Influence of the Convergence and Stepover Angles in the Structural Style of Strike-Slip Systems: Analogue Models

The presented results of analogue models analyze the influence of the relation between the convergence angle and the stepover angle on strike-slip systems. The experiments include 2 stepovers arrays to generate both transpressional and transtensional zones. These experiments were prepared using 5 cm thick sandpack (sand diameter <500 μm, internal friction angle 30°, density 1,400 kg/m3) to simulate brittle deformation; the base of the model was formed by thin zinc base plates, one of them mobile, cut in such a way so as to produce restraining and releasing strike-slip stepovers; the rate convergence was constant.
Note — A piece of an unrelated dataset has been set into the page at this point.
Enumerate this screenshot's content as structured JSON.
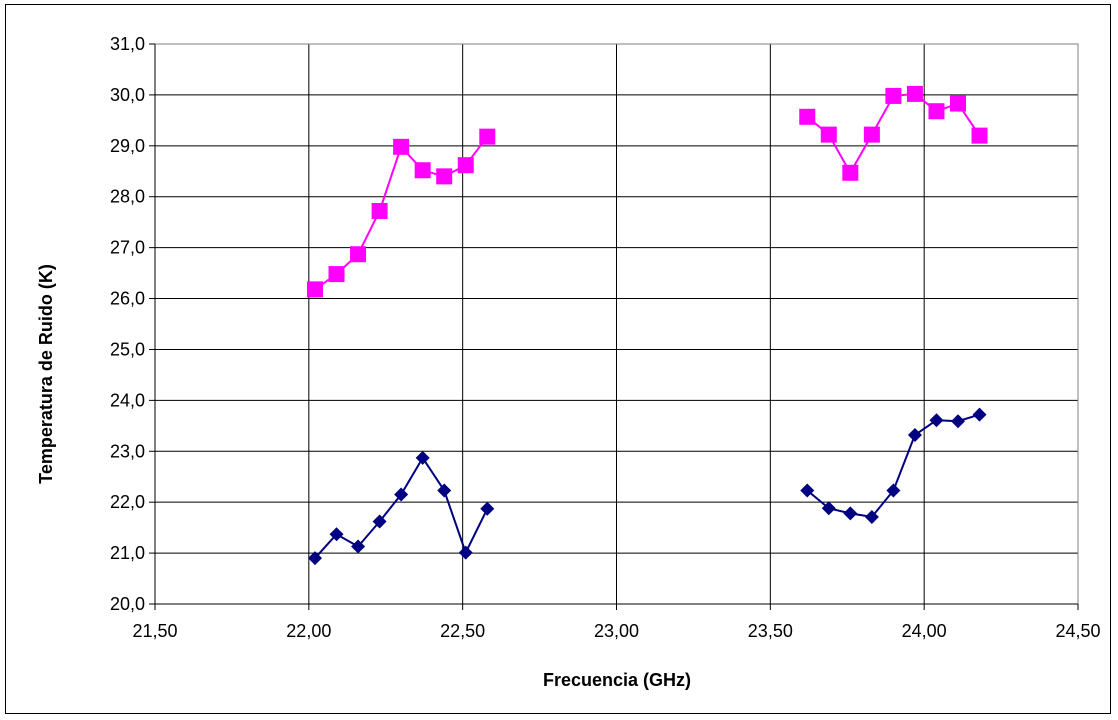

We carried out 3 series of experiments in which the convergence angles (0°-60°) and stepover angles (30°-60°) were varied systematically. Preliminary results indicate that by increasing the angle between the stepover and the convergence vector: a) the restraining area generated a positive flower structure that is progressively wider; b) progressively more reverse faults which absorb more shortening were generated. Locally, strike-slip faults in the positive flowers were accommodated by the geometry of the stepover base. Areas most complex involved the development of normal faults, which subsequently were inverted. In conclusion, the relation between the convergence and stepover angles is a main factor that determines the structural style of flowers structures on strike-slip systems. This work was done through the ACT-18 PBCT project.